Oder Florian Grillitsch! Der zieht im Mittelfeld die Fäden und einem mit Ballverlusten manchmal den letzten Nerv. Ein Ballverlust verhalf den Niederlanden zum zwischenzeitlichen 1:1, doch Rangnick hielt an Grillitsch fest, und der bedankte sich mit dem grandiosen Assist zum 2:1.

Oder die Außenläufer! Oder die Innenverteidiger! Rangnick bringt einen nach dem anderen, und einer nach dem anderen macht seinen Job, auch gegen Kapazunder wie Mbappé, Lewandowski oder Gakpo. Und sie rennen und rennen, sie machen ihr Spiel.

Was es alles braucht

Österreich ist kein großes Fußballland, kein großes Sportland. Ganz im Gegenteil. In Österreich hat Sport keinen hohen Stellenwert. Fußball, Formel 1 und im Erfolgsfall noch Tennis und Skifahren sind von breiterem Interesse. Ansonsten werden selbst Siege nur kurz registriert, siehe Eishockey, siehe Handball, Radsport, Leichtathletik, Schwimmen et cetera.

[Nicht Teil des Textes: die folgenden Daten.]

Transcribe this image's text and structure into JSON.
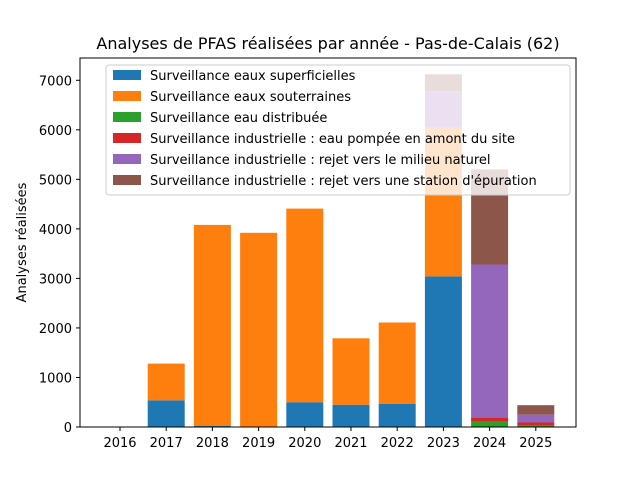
{
  "chart_data": {
    "type": "bar",
    "stacked": true,
    "title": "Analyses de PFAS réalisées par année - Pas-de-Calais (62)",
    "xlabel": "",
    "ylabel": "Analyses réalisées",
    "categories": [
      "2016",
      "2017",
      "2018",
      "2019",
      "2020",
      "2021",
      "2022",
      "2023",
      "2024",
      "2025"
    ],
    "ylim": [
      0,
      7450
    ],
    "yticks": [
      0,
      1000,
      2000,
      3000,
      4000,
      5000,
      6000,
      7000
    ],
    "legend_position": "top",
    "grid": false,
    "series": [
      {
        "name": "Surveillance eaux superficielles",
        "color": "#1f77b4",
        "values": [
          0,
          540,
          20,
          0,
          500,
          450,
          470,
          3040,
          0,
          0
        ]
      },
      {
        "name": "Surveillance eaux souterraines",
        "color": "#ff7f0e",
        "values": [
          0,
          740,
          4060,
          3920,
          3910,
          1340,
          1640,
          3010,
          0,
          0
        ]
      },
      {
        "name": "Surveillance eau distribuée",
        "color": "#2ca02c",
        "values": [
          0,
          0,
          0,
          0,
          0,
          0,
          0,
          0,
          110,
          40
        ]
      },
      {
        "name": "Surveillance industrielle : eau pompée en amont du site",
        "color": "#d62728",
        "values": [
          0,
          0,
          0,
          0,
          0,
          0,
          0,
          0,
          80,
          50
        ]
      },
      {
        "name": "Surveillance industrielle : rejet vers le milieu naturel",
        "color": "#9467bd",
        "values": [
          0,
          0,
          0,
          0,
          0,
          0,
          0,
          730,
          3090,
          160
        ]
      },
      {
        "name": "Surveillance industrielle : rejet vers une station d'épuration",
        "color": "#8c564b",
        "values": [
          0,
          0,
          0,
          0,
          0,
          0,
          0,
          340,
          1920,
          190
        ]
      }
    ]
  }
}
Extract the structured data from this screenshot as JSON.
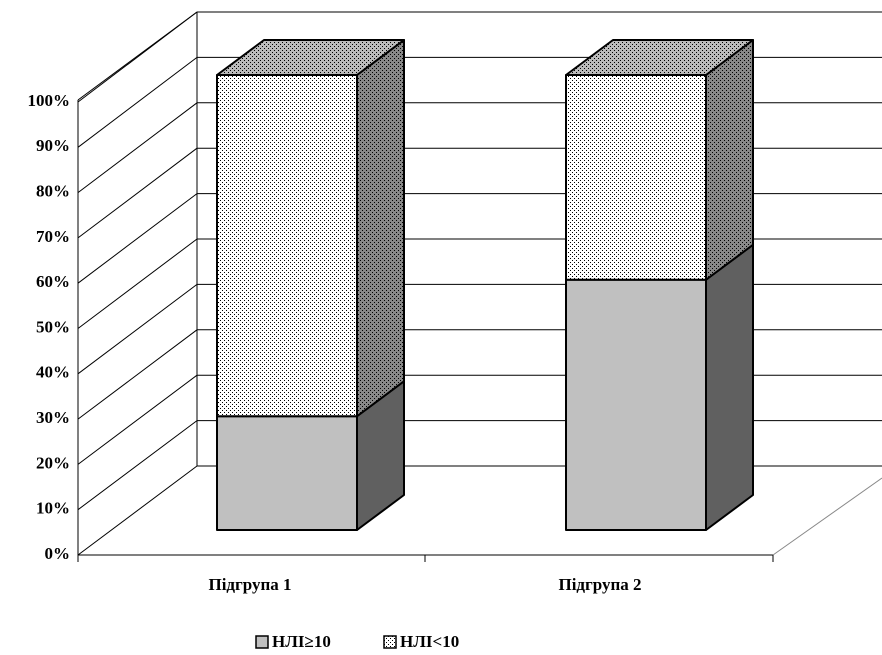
{
  "chart_data": {
    "type": "bar3d_stacked",
    "categories": [
      "Підгрупа 1",
      "Підгрупа 2"
    ],
    "series": [
      {
        "name": "НЛІ≥10",
        "color": "#c0c0c0",
        "values": [
          25,
          55
        ]
      },
      {
        "name": "НЛІ<10",
        "color": "#ffffff",
        "values": [
          75,
          45
        ]
      }
    ],
    "ylim": [
      0,
      100
    ],
    "yticks": [
      {
        "value": 0,
        "label": "0%"
      },
      {
        "value": 10,
        "label": "10%"
      },
      {
        "value": 20,
        "label": "20%"
      },
      {
        "value": 30,
        "label": "30%"
      },
      {
        "value": 40,
        "label": "40%"
      },
      {
        "value": 50,
        "label": "50%"
      },
      {
        "value": 60,
        "label": "60%"
      },
      {
        "value": 70,
        "label": "70%"
      },
      {
        "value": 80,
        "label": "80%"
      },
      {
        "value": 90,
        "label": "90%"
      },
      {
        "value": 100,
        "label": "100%"
      }
    ],
    "grid": true,
    "legend": "bottom"
  }
}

Fast überall fehlt es an nötiger Infrastruktur. Schwimmhallen sperren zu. In Wien gibt es keine moderne Sporthalle, keine Leichtathletikanlage, kein Radstadion mehr. Von einem adäquaten Fußball-Nationalstadion ganz zu schweigen. Und da geht es gar nicht darum, dass Österreich noch größere Sporterfolge feiert. Da geht es darum, Menschen und vor allem Kinder in Bewegung zu bringen und für Sport zu begeistern, auf dass sie länger gesund leben.

Das wär's, wenn der Erfolg des Fußballteams nicht nur kurzfristig euphorisieren, sondern sich langfristig niederschlagen würde. Mit dem Bau eines neuen Nationalstadions und, und, und, und, und. Fast wünscht man sich Ralf Rangnick und seinen Zuruf herbei: Ihr könnt das schaffen, ihr schafft das! (Fritz Neumann, 26.6.2024)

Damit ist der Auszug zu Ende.